For the year 2013, 2014 and 2015, there seems to be a pattern, most of crimes occured between 10a.m. and 2p.m. (10a.m. and 2p.m. included) and then it peaks during the night from 10 p.m. to 1 a.m. Although in the year 2016, there has been a significant decrease in the total number of crimes reported and no such pattern can be seen. Most of the crimes took place during the evening and at night.

test5<- chisq.test(table(Delhi3$HOUR.OF.THE.DAY))
test6<- chisq.test(table(Delhi3$HOUR.OF.THE.DAY[Delhi3$YEAR==2013]))
test7<- chisq.test(table(Delhi3$HOUR.OF.THE.DAY[Delhi3$YEAR==2014]))
test8<- chisq.test(table(Delhi3$HOUR.OF.THE.DAY[Delhi3$YEAR==2015]))
test9<- chisq.test(table(Delhi3$HOUR.OF.THE.DAY[Delhi3$YEAR==2016]))

Time Series Analysis

d2014<-as.data.frame(table(Delhi3$MONTH[Delhi3$YEAR==2014]))
d2015<-as.data.frame(table(Delhi3$MONTH[Delhi3$YEAR==2015]))
d2016<-as.data.frame(table(Delhi3$MONTH[Delhi3$YEAR==2016]))
timeseries<- rbind(d2014,d2015, d2016)
tser<- ts(timeseries$Freq, start = 2014, frequency = 12)

#plot 
autoplot(tser)+ggtitle("Monthly Time Series \n of Crimes Reported ")+theme(plot.title = element_text(color = "cyan4"), panel.background = element_rect(fill ="lightblue"),axis.title.x = element_text(face = "bold", colour = "cyan4"),axis.title.y = element_text(face = "bold", colour = "cyan4"), axis.text = element_text(face="bold", colour = "blue4") )+xlab("Year")+ylab("Frequency")

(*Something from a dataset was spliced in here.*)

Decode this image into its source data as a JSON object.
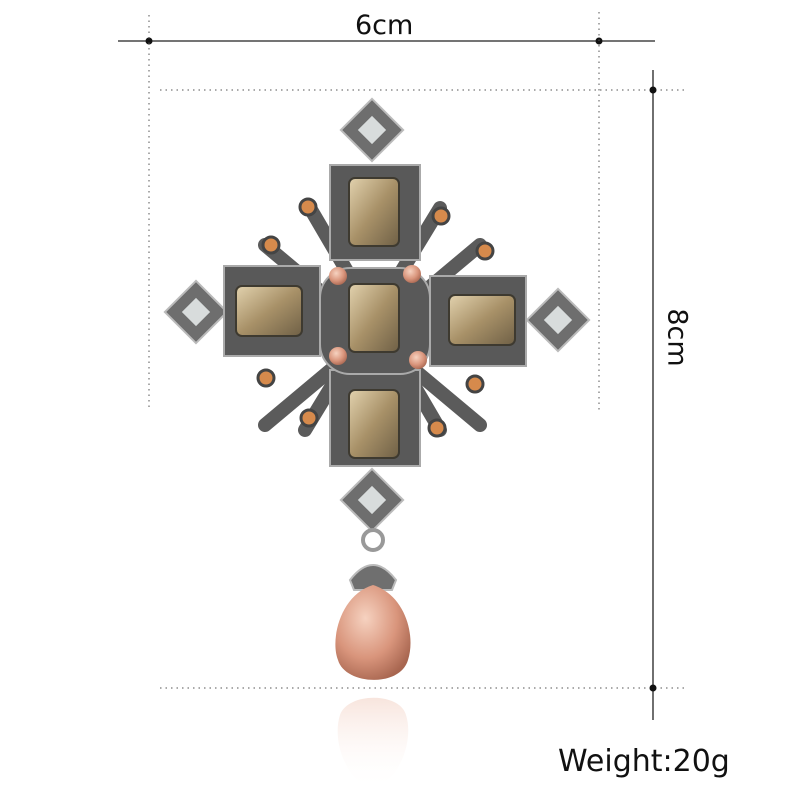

In the plot above, no seasonality is visible. Seasonality is a characteristic of the time series. If there is a pattern in the time series that recurs or repeats over a one-year period, then the data is said to have seasonality.

In this case, we expect the crime rate to go up every year in February and near the end of the year in September, October and November in light of the past data. But is the series actually seasonal? Or is just sampling error? So we perform a simple statistical test to test for seasonality.

library(fma)
fit1<- ets(tser)
fit2<- ets(tser, model = "ANN")
deviance<- 2*c(logLik(fit1)- logLik(fit2))
df<- attributes(logLik(fit1))$df-attributes(logLik(fit2))$df
1-pchisq(deviance, df)
## [1] 2.41962e-12

The resulting p-value is 2.41962e-12, so the additional seasonal component is significant. Which means, in the coming years we can most likely see a rise in the frequency of crimes at the beginning of the year in February and near the end of the year in and around September.

Forecasts from ETS model

{par(bg="aquamarine")
plot(forecast(ets(tser)), ylim= c(0,800), xlab="Year",ylab="Frequency", main = "Forecast from ETS model", sub="Crimes in Future", lty = 1, col = "black", lwd = 1)}

As expected, the predicted values are high for the months of February and September.

3. End Notes and Conclusion

Identifying and analysisng patterns and trends in crime can help law enforcement agencies deploy resources in a more effective manner.

Frequency of the crime in Delhi depends on Moths of the year, Weeks of the month, Day of the weeks, Location and Hour of the day.

Girls should be carefull while travelling to these areas. They should carry a pepper spray in their pocket or in side pocket of their bags where it can be easily accessed. Police should patrol these areas especially during the hours when crimes are more probable to occur i.e. at afternoon (10 to 2) and at night.

Patrolling should be more intensive on those weekdays and months during which crimes are highly probable according to the area. For e.g. The areas which experience the most crime during the month of February are the ones with following pincodes:

head(sort(table(Delhi3$pincodes[Delhi3$MONTH=="February"]), decreasing = T))
## 
## 110075 110078 110002 110007 110059 110001 
##    223     82     81     64     48     41

These areas should be more intensively patrolled during the Month of February.


  1. Pincodes of the areas were used in place of name of the areas. Areas reported in parenthesis are actaully the ones that a particular pincode is covering and the district is mentioned before it.